Co-roteirista do filme "Submissão", sobre a opressão às
mulheres nas culturas islâmicas, Hirsi Ali teve de deixar o
país depois que o diretor, Theo
van Gogh, foi assassinado, em
2004, por um radical islamista.
No corpo de Van Gogh, o assassino pregou uma carta dizendo
que a próxima vítima seria ela.
Hirsi Ali, a quem o escritor
Salman Rushdie chamou de
"primeira refugiada da Europa
Ocidental desde o Holocausto",
hoje vive em Washington, onde
trabalha para o American Enterprise Institute, que pesquisa
questões políticas, sociais e
econômicas. Recentemente
perdeu o direito à proteção que
tinha do governo holandês. Na
semana passada, a autora cancelou sua vinda ao Brasil, onde
lançaria sua autobiografia, "Infiel" (Cia. das Letras; R$ 49, 504
págs.). Em entrevista à Folha,
por e-mail, Hirsi Ali justificou
o cancelamento dizendo apenas: "Minha segurança é algo
que não posso discutir. Desculpe-me". Leia trechos a seguir.
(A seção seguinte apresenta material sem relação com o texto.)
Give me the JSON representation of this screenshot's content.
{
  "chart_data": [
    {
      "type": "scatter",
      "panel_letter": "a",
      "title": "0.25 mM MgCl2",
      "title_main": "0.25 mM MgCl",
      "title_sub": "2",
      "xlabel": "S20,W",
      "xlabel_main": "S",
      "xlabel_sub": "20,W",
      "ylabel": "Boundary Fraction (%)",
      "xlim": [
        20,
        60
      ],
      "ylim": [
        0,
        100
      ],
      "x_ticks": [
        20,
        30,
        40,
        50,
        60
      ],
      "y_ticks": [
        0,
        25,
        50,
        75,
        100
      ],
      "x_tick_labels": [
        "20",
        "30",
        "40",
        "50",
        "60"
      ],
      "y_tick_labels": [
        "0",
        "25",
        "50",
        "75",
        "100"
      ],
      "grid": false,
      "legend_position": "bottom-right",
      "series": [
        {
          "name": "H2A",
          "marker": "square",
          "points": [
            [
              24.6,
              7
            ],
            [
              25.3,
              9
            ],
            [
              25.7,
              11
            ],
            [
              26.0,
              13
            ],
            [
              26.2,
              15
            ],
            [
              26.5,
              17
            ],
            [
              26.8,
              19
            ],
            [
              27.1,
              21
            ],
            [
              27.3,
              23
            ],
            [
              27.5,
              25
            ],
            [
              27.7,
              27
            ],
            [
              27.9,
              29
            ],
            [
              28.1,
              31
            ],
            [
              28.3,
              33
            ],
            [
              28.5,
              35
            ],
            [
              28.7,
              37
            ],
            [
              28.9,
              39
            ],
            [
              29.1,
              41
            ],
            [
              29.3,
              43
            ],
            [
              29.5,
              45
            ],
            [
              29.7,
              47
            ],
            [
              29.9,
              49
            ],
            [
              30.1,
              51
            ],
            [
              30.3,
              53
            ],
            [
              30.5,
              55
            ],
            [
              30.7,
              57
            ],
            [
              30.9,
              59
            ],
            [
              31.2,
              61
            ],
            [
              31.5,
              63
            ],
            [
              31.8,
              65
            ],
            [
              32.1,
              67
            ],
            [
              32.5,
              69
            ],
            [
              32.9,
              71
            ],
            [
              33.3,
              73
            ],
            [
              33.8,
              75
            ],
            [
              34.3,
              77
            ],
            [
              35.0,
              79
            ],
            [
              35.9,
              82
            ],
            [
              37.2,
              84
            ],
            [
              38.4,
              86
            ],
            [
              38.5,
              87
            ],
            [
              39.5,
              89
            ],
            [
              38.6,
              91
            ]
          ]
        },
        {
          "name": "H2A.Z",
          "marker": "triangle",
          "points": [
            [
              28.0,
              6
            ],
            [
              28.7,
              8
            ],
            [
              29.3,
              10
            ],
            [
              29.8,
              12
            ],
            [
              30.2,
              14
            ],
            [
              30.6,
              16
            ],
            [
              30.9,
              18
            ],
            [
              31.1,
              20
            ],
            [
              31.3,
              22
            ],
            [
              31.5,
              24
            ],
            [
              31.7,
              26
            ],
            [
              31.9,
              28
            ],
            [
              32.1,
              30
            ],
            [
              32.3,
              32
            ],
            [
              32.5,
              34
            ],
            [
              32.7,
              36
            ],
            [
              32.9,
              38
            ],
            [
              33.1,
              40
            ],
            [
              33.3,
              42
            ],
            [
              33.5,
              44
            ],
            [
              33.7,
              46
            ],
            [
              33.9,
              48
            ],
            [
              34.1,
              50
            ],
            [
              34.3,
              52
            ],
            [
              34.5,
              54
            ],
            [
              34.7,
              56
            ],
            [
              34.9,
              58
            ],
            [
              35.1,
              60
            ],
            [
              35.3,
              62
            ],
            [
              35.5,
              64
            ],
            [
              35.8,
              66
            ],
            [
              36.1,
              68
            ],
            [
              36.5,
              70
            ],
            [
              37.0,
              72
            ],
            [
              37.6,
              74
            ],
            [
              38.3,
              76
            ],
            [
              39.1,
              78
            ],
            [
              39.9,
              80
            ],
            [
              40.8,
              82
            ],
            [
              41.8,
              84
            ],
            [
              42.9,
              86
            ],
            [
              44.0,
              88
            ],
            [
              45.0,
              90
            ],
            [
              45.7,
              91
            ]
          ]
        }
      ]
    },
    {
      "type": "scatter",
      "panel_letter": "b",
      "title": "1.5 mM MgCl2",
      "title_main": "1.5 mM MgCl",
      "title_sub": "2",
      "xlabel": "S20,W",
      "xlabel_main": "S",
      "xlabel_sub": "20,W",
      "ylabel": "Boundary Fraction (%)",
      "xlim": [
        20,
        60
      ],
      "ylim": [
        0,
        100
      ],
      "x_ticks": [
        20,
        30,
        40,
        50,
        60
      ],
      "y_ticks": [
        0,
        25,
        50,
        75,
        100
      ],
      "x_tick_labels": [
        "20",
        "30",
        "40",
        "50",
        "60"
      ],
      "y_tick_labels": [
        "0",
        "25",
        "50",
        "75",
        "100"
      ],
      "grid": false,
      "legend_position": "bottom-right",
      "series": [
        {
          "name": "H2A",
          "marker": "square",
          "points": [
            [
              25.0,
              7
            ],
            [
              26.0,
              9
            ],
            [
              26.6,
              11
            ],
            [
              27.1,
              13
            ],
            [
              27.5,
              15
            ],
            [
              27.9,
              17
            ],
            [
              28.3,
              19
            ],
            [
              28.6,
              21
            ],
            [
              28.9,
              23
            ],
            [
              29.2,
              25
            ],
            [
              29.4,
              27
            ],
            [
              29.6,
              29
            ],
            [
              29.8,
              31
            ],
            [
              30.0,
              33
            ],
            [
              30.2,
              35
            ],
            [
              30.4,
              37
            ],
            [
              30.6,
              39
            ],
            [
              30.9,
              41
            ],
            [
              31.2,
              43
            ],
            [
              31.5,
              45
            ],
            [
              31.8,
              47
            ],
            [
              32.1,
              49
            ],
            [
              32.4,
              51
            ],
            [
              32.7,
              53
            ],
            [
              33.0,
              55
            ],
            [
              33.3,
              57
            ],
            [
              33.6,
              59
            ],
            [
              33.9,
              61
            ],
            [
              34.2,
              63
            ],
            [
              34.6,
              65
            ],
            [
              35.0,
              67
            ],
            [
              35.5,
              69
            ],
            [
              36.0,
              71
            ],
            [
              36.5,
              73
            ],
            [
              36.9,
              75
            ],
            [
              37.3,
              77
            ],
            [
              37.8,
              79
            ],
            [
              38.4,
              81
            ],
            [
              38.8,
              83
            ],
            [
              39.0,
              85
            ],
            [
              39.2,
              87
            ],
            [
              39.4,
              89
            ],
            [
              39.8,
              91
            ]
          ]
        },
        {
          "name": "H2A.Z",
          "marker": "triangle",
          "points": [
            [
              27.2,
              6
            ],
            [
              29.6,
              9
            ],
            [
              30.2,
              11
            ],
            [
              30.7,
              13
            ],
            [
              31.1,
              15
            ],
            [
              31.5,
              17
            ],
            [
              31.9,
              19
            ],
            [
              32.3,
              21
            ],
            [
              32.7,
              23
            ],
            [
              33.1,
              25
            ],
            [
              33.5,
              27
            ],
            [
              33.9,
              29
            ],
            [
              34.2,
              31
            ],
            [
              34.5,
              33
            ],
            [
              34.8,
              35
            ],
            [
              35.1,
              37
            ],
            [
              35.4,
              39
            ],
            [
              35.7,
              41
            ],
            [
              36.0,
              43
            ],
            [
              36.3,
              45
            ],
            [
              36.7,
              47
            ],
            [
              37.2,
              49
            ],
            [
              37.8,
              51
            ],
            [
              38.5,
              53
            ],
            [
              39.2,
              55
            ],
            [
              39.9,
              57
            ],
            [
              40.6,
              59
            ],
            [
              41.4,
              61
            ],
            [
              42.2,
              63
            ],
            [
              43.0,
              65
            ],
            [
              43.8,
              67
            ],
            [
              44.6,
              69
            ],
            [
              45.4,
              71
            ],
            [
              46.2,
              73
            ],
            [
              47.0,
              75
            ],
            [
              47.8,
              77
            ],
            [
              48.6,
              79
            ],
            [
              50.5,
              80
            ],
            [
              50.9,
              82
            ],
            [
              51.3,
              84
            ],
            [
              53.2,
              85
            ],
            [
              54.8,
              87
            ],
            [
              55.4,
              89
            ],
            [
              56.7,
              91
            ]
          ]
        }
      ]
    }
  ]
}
FOLHA - Quem é o leitor de "Infiel"?
AYAAN HIRSI ALI - Meu público é
qualquer mulher que esteja
preocupada e atenta com o que
está acontecendo no mundo. E
que sinta que nossa agenda comum transcende fronteiras, religiões, culturas etc. Trata-se do
relato das duas vidas que vivi.
Minha vida como uma jovem
africana numa família muçulmana devota, num sistema de
clã e tribal, foi muito diferente
da minha vida no Ocidente. Este livro narra minha jornada do
obsoleto para o moderno, do
caos e superstição para a paz,
oportunidade e iluminação.
Queria mostrar que no Ocidente é possível, mesmo vindo de
onde vim, tornar-se alguém se
você aceita a lei, sem medo de
reação da família, clã ou tribo.
FOLHA - Num artigo, o jornal "New
York Times" disse que você tem
uma visão idealizada do Ocidente...
HIRSI ALI - Eu vivo no Ocidente
há 14 anos. Você não idealiza
uma realidade da qual participa
diariamente. No Ocidente, como uma mulher, eu tenho acesso à educação e independência
financeira. Posso escolher meu
próprio companheiro e amigos,
posso votar e participar do governo. Há coisas no Ocidente
que acho injustas. Ver uma idosa comendo algo do lixo em Nova York é um escândalo para
mim. É também escandaloso
que haja pessoas pobres vivendo nesses países ricos, sem casa, comida ou tratamento de
saúde. Diferentemente de onde
eu vim, entretanto, o Ocidente
é unido no propósito de aliviar
os pobres, tanto num nível local
quanto global. Nós não temos
isso de onde eu vim. Lá, se você
é esperto, rouba dos vizinhos.
FOLHA - Por que você se mudou para os EUA e como vê a crítica à sua
entrada na AEI, considerado um laboratório do pensamento conservador americano, alinhado a Bush?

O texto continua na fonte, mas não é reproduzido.